A Fresco seeks to answer these questions in an active, non-chronological and, as so often is the case, surprising manner. Built up around a dialogue between the artist and Joel Benzakin, the exhibition is based on two major assertions: a collective exhitibion and a film.
This Daniel Buren exhibition thus constitutes an essential step for a broader understanding of his work, the aesthetic issues that he asserts and the unexpected wealth of his numerous permanent and transient creations, a reminder of which, up until now, was only accessible to us through the numerous publications on offer.
This huge fresco of works by Daniel Buren finally enables us to better understand the diversity, intelligence, generosity and importance of his work.
Daniel Buren (°1938, BoulogneBillancourt) is one of the best known and most influential contemporary artists of his generation. Since the end of the 1960s, he has enjoyed international renown thanks to the in situ works he has created all over the world. His interventions are always linked to a specific place or situation, be it artistic institutions, private places or the public space. The majority of his creations are ephemeral but Daniel Buren also has some permanent works to his name which are part of the most prestigious public and private collections. One of the most famous is Les Deux Plateaux (1986), a gigantic 3000 m² installation in the main courtyard of the Palais-Royal in Paris. He has also taken over, amongst others, the Guggenheim in New York in 2005, the Georges Pompidou Centre, and, more recently, the nave of the Grand Palais for the 2012 edition of Monumenta.
There have been more than 2600 Daniel Buren exhibitions throughout the world.
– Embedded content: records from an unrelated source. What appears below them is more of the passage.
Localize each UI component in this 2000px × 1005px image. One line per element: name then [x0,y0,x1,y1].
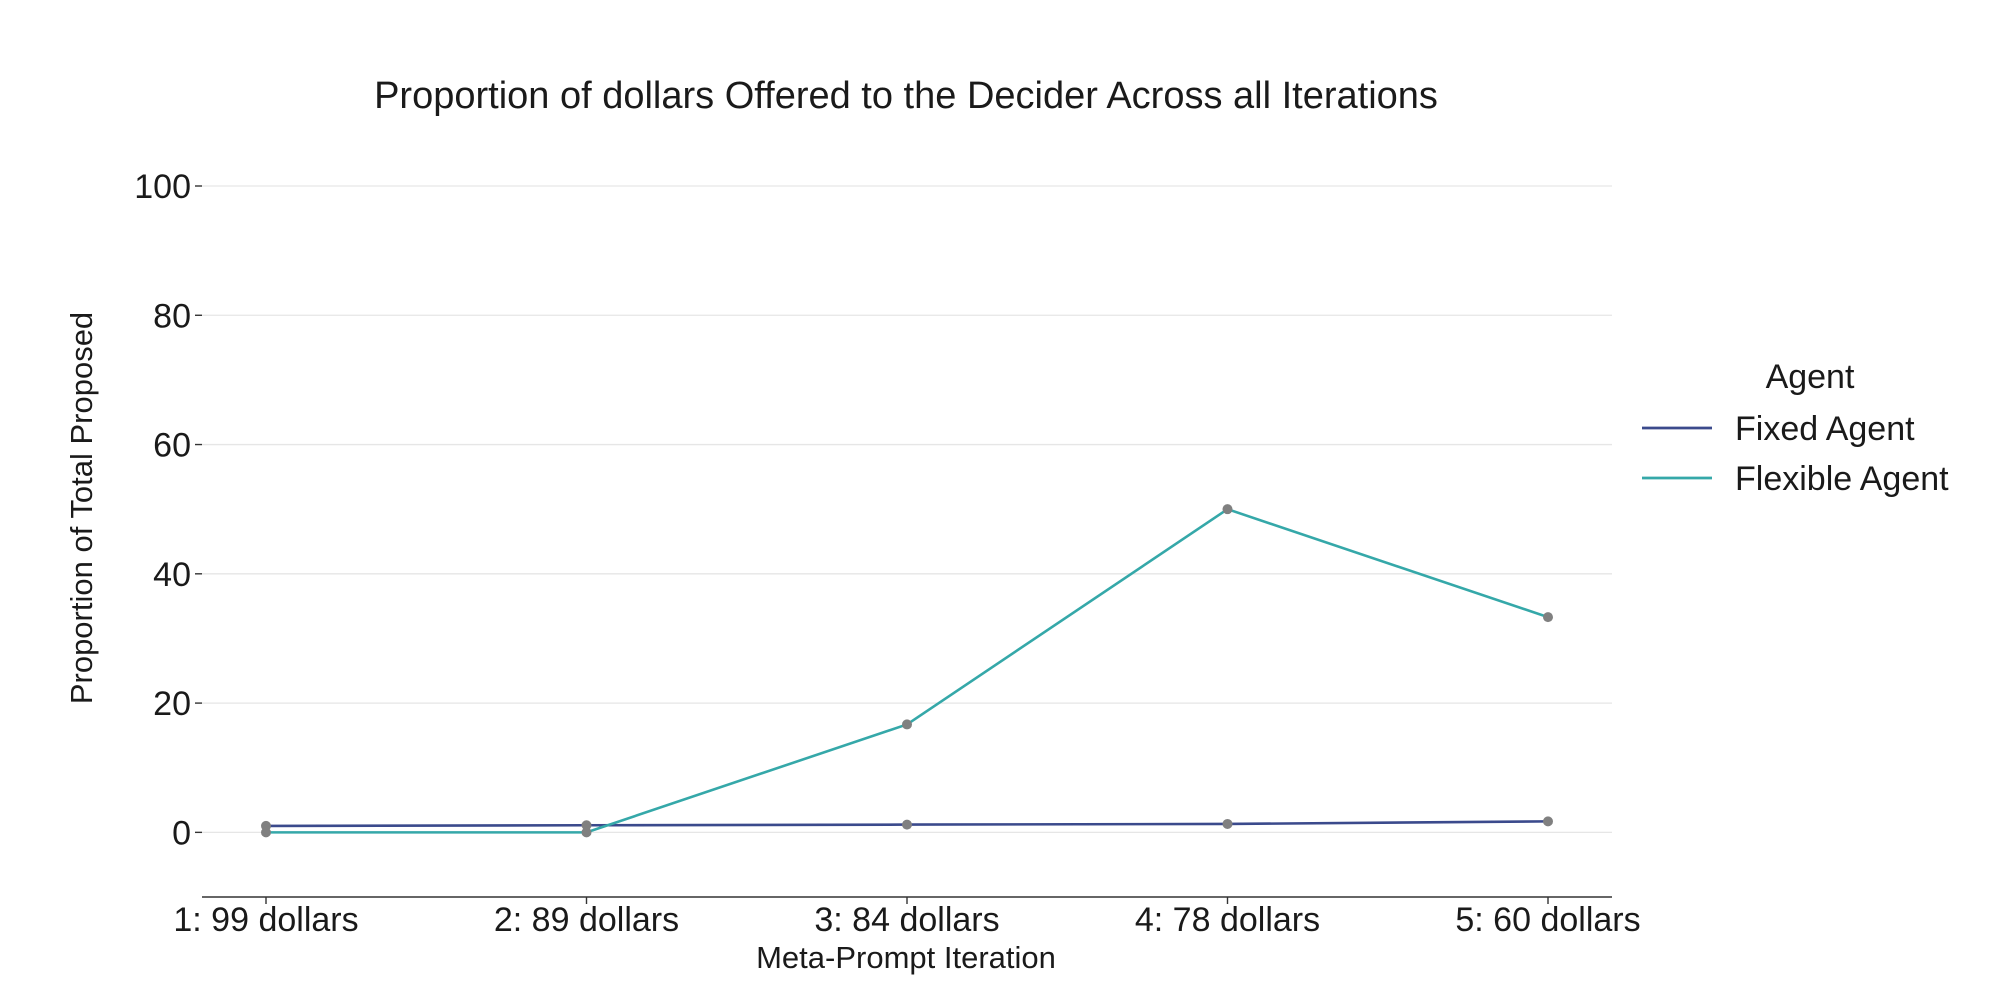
x-tick-label: 4: 78 dollars [1135,901,1320,939]
data-point-1-2 [902,719,912,730]
series-line-1 [266,507,1549,834]
x-tick-label: 3: 84 dollars [814,901,999,939]
data-point-1-3 [1222,504,1233,515]
data-markers [261,504,1553,838]
y-tick-label: 100 [134,168,191,206]
y-tick-label: 40 [153,556,191,594]
y-tick-label: 20 [153,685,191,723]
data-point-0-3 [1222,818,1233,829]
data-point-0-1 [581,820,592,831]
data-point-0-2 [902,819,912,830]
series-lines [265,507,1549,834]
x-tick-label: 2: 89 dollars [494,901,679,939]
legend-label-0: Fixed Agent [1735,410,1915,448]
y-axis-title: Proportion of Total Proposed [64,312,99,704]
gridlines [202,185,1612,834]
x-tick-label: 1: 99 dollars [173,901,358,939]
data-point-0-4 [1543,816,1553,827]
x-axis-title: Meta-Prompt Iteration [756,940,1056,975]
legend-label-1: Flexible Agent [1735,460,1949,498]
y-tick-label: 80 [153,297,191,335]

He has participated in the Kassel Documenta and the Venice Biennale (where he won the Golden Lion in 1986) on several occasions. In 2007, he was awarded the Praemium Imperiale, by the Emperor of Japan. This award is widely considered to be the equivalent of the Nobel Prize for visual arts.
Since 1967, Daniel Buren has been using a recurrent motif inspired by the awnings of Parisian shops and bistros: alternating vertical white and colourful stripes, each of a width of 8.7 cm. The artist was looking for a sign, a visual tool, capable of creating an impression both inside and outside the museum. The street or any kind of exhibition space have thus become his favoured workplaces, the alternating stripes dont have any significance other than their relationship with the site in which they have been placed. Indeed it would be a mistake to only consider them in their own right. They are a means of revealing a place and bringing about the necessary shift of gaze as desired by the artist.